Une histoire qui… Gilles Bachelet, seuil jeunesse, 13€90
Les albums de Gilles Bachelet, vous le savez, je les adore. Cet auteur à un sens du rapport entre le texte et l’image qui provoque à la fois rire et perplexité chez les enfants. Or oui, j’aime bien que les enfants soient perplexes, et eux aussi aiment ça: ça leur donne du grain à moudre, ils réfléchissent, font des hypothèses, argumentent, changent parfois d’avis, bref, ils sont actifs dans la lecture.
C’est aussi un régal de montrer ses albums à des adultes: d’abord parce qu’on s’amuse, ensuite parce que ça donne lieu à des discussions sur « Les enfants vont-ils comprendre? », qui me permet de basculer sur « Le doivent-il? Et vous, êtes vous certain d’avoir tout compris? Et si ce n’est pas le cas, est ce un problème? » et qu’on peut facilement faire une heure de formation à décortiquer ces problèmes.
Le seul bémol c’est que je travaille essentiellement avec des moins de 3 ans et mes formations s’adressent généralement à des professionnels de la petite enfance. Donc, je n’ai pas assez d’occasions à mon goût de lire par exemple les aventures de Mon chat (le sien, pas le mien, mais il s’appelle Mon chat, c’est comme ça).
Mais heureusement, Gilles Bachelet vient enfin de publier un album destiné aux tout petits.
Pour ce faire, il utilise les ressorts qui ont déjà fait leurs preuves avec les minus: Répétitions, musicalité du texte, indices qui permettent d’anticiper sur la suite du récit, quelques références à leur univers et une touche d’humour et de loufoquerie juste bien dosée.
Les ingrédients sont là, et comme Gilles Bachelet a aussi du talent, l’alchimie fonctionne à merveille.
La structure est la même sur chaque double page: Un adulte lit à un enfant et à son doudou.
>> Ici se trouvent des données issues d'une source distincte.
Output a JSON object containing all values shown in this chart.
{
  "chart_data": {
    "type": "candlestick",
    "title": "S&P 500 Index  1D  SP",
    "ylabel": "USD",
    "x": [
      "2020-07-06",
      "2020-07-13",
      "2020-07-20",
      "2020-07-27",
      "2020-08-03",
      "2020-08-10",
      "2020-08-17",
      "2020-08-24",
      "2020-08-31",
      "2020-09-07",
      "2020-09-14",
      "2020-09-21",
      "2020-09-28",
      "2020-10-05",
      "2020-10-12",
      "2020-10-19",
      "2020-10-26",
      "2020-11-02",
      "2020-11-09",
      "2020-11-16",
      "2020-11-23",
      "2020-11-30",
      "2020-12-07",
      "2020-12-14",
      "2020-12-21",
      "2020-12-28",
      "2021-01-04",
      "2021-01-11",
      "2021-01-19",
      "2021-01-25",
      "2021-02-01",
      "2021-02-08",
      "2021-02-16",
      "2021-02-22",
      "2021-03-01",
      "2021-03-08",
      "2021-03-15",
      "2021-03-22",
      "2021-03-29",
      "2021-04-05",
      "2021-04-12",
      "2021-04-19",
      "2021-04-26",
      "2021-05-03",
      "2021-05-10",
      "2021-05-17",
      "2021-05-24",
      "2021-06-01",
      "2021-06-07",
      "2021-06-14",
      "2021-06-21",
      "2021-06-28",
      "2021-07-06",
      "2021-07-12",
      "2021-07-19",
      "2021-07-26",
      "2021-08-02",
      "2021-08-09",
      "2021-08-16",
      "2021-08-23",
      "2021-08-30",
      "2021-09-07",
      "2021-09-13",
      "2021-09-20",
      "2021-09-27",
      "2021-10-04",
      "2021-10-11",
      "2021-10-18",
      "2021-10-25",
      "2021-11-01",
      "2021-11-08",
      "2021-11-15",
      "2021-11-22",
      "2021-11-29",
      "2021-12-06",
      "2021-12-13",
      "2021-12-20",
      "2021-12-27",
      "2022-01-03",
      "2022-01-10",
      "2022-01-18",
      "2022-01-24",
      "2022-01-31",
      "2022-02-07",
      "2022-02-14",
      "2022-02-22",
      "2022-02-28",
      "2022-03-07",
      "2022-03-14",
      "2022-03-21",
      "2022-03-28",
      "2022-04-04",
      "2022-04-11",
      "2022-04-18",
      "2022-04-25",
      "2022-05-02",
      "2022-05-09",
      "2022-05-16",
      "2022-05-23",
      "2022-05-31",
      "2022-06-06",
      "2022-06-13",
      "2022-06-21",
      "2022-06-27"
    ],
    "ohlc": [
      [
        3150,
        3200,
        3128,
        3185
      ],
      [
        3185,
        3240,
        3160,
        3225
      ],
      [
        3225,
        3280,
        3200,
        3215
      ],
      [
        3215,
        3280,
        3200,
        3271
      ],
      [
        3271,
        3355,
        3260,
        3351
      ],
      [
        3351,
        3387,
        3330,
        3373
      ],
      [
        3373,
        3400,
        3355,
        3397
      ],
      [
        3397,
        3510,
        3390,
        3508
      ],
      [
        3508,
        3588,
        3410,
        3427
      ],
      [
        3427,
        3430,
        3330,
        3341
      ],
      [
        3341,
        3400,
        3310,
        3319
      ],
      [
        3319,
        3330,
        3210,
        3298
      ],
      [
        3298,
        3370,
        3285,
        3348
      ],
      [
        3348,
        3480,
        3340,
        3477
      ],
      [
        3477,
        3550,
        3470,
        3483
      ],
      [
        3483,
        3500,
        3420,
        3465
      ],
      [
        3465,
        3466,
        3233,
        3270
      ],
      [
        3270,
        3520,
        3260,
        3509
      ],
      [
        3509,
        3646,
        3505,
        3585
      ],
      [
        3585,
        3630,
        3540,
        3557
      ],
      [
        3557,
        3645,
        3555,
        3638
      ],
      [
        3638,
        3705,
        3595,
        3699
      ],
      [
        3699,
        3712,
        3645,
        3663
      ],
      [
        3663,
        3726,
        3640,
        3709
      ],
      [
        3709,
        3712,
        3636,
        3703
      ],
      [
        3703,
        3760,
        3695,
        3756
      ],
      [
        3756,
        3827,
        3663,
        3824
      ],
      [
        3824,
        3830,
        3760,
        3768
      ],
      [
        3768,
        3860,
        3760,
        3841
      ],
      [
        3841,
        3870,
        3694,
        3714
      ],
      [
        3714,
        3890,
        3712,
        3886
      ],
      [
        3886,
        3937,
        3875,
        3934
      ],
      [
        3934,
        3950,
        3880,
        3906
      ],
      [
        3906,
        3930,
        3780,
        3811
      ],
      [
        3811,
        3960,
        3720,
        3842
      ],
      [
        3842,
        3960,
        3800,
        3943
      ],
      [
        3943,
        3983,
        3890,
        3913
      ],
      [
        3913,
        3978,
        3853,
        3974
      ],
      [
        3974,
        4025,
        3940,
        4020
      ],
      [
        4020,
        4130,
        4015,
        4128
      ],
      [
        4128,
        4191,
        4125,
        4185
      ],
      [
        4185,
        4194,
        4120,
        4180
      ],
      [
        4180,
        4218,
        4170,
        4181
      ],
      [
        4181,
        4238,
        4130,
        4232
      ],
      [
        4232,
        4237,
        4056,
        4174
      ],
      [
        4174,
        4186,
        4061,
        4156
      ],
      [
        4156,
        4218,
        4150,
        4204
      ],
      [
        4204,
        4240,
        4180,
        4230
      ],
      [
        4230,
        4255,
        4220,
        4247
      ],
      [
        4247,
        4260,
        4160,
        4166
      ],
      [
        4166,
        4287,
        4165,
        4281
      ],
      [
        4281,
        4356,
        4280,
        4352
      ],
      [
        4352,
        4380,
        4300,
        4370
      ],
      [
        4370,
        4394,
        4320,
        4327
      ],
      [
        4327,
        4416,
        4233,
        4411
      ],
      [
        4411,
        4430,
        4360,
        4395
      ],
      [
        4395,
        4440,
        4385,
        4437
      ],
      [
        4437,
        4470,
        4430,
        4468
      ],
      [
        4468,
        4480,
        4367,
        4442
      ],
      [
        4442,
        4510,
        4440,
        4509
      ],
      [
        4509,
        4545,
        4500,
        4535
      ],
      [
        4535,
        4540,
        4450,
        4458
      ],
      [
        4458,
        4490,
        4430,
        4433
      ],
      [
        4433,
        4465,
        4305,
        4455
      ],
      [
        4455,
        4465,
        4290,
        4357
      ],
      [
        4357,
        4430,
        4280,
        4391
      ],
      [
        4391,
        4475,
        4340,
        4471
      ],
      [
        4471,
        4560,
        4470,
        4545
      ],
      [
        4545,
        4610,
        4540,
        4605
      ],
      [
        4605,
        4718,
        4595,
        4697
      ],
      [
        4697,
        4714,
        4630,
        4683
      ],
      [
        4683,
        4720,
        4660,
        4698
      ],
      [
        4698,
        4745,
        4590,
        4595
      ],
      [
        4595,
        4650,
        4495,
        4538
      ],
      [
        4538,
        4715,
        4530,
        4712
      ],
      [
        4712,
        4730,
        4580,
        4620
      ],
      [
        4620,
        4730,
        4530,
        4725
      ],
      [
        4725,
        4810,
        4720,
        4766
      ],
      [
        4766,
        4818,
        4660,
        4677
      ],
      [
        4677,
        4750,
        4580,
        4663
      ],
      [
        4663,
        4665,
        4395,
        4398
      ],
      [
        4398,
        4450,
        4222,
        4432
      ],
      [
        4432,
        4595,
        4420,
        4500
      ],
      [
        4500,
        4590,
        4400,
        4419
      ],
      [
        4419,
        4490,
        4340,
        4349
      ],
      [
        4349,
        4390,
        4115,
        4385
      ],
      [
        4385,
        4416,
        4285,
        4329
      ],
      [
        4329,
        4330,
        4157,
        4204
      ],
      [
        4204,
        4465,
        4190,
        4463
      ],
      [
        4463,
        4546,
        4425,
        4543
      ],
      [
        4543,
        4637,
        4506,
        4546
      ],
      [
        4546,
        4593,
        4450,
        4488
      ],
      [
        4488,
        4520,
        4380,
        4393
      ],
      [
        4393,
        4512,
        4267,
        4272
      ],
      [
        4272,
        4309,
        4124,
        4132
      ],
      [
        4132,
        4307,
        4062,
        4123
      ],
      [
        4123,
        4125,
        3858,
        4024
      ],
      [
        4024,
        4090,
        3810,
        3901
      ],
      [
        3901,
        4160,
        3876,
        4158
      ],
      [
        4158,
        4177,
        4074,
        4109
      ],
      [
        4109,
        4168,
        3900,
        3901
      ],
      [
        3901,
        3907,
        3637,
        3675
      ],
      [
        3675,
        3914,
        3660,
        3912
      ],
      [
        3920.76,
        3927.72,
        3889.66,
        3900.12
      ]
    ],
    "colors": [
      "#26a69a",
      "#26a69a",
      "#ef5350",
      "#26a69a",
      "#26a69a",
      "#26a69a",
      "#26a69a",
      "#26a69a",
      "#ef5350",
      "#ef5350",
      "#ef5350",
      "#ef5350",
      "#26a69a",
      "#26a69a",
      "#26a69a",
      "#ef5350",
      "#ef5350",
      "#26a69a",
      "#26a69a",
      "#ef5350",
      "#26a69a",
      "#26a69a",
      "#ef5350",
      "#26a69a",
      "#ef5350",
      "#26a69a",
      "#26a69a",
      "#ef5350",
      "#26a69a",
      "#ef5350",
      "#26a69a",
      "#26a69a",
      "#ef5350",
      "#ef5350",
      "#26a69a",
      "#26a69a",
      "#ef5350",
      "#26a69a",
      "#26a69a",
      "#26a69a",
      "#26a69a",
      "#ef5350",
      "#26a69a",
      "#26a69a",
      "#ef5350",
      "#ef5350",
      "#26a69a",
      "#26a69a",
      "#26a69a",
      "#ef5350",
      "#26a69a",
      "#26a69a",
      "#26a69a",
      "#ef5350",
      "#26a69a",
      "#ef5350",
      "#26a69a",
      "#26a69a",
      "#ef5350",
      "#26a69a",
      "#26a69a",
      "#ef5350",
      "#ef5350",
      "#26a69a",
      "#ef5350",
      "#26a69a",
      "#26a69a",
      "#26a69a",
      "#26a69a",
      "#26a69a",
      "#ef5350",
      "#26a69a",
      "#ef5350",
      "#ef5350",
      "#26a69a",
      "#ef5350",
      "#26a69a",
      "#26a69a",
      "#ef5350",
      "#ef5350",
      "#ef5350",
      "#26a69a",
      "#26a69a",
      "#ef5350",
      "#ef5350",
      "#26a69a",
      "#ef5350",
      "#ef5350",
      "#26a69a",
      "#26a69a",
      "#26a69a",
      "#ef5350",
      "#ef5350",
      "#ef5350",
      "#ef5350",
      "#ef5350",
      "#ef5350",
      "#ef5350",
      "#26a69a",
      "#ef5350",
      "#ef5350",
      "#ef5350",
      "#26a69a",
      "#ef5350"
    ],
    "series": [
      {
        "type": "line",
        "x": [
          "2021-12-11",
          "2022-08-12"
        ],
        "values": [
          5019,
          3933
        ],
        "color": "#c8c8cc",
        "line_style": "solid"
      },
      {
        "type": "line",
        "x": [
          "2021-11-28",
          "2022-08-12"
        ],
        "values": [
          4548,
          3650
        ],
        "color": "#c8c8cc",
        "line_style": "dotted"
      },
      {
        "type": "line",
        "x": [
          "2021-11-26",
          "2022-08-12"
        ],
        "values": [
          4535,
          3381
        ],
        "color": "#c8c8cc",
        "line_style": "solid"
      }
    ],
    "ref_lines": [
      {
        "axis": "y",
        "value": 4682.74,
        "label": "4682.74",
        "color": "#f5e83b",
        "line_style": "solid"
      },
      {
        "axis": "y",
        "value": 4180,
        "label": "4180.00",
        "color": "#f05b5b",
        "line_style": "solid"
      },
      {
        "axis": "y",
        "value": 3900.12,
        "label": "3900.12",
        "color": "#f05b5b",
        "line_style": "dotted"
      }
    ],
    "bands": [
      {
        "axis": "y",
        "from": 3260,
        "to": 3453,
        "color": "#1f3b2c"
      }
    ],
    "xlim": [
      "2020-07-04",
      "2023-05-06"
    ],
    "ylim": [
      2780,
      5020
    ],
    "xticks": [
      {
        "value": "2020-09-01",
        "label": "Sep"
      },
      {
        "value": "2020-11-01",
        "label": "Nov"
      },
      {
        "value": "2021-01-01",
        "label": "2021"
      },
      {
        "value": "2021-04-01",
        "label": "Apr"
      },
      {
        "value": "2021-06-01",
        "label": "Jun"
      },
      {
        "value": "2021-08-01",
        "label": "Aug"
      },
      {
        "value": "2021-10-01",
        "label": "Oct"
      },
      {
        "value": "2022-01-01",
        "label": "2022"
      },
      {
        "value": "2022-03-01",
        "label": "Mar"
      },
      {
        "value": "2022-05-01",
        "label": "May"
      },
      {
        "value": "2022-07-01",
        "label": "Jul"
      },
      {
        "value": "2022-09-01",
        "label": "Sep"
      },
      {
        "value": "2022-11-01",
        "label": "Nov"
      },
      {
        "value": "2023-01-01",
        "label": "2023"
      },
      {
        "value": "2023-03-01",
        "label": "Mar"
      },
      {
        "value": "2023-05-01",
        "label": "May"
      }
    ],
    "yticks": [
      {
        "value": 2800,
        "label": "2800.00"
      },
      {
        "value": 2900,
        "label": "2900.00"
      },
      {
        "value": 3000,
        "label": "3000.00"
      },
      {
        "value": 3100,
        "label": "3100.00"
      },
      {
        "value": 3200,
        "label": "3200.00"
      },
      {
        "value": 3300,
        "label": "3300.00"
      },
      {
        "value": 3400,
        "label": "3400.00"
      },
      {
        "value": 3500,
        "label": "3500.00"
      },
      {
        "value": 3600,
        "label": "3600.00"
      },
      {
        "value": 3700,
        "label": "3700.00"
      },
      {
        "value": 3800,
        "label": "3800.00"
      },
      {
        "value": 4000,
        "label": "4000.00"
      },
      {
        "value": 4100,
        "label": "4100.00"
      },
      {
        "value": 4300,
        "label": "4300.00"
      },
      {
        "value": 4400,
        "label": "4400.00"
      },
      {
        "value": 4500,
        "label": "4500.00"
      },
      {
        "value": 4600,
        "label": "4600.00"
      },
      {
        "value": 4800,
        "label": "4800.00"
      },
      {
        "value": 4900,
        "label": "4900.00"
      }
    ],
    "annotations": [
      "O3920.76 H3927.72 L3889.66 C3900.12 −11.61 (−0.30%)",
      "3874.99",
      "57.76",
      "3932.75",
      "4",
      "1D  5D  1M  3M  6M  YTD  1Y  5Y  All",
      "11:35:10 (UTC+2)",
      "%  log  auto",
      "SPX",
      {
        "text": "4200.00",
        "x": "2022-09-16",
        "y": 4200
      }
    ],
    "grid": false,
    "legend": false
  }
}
Pas n’importe quelle histoire, une histoire qui fait échos aux protagonistes (Uns histoire qui fait fondre pour les phoques, une histoire qui voyage pour les cigognes etc). Comme pour souligner que chaque parent sait exactement ce dont son petit à besoin.
Quand on tourne la page, nouveau tableau, le doudou de la page précédente est devenu l’enfant qui écoute l’histoire. Ainsi, à la façon d’un jeu de domino, chaque page annonce la suivante.
Sur l’image, on remarque aussi à chaque page un jouet, jamais mentionné par le texte. Bien sûr, chaque jouet à lui aussi des caractéristiques en lien avec les personnages.
La position des mots, la mise en scène du livre sur la page de gauche, les petits plus dans l’image principale, tout est pensé et tout fait sens pour l’enfant même très jeune. Ils trouvent très rapidement des repères dans cet album qui peut vite devenir un véritable doudou pour eux.
Les pages de garde permettent de récapituler tout l’album d’ailleurs j’ai vu un petit garçon le réciter par cœur en s’aidant uniquement des vignettes des pages de garde pour se remémorer l’ordre des tableaux.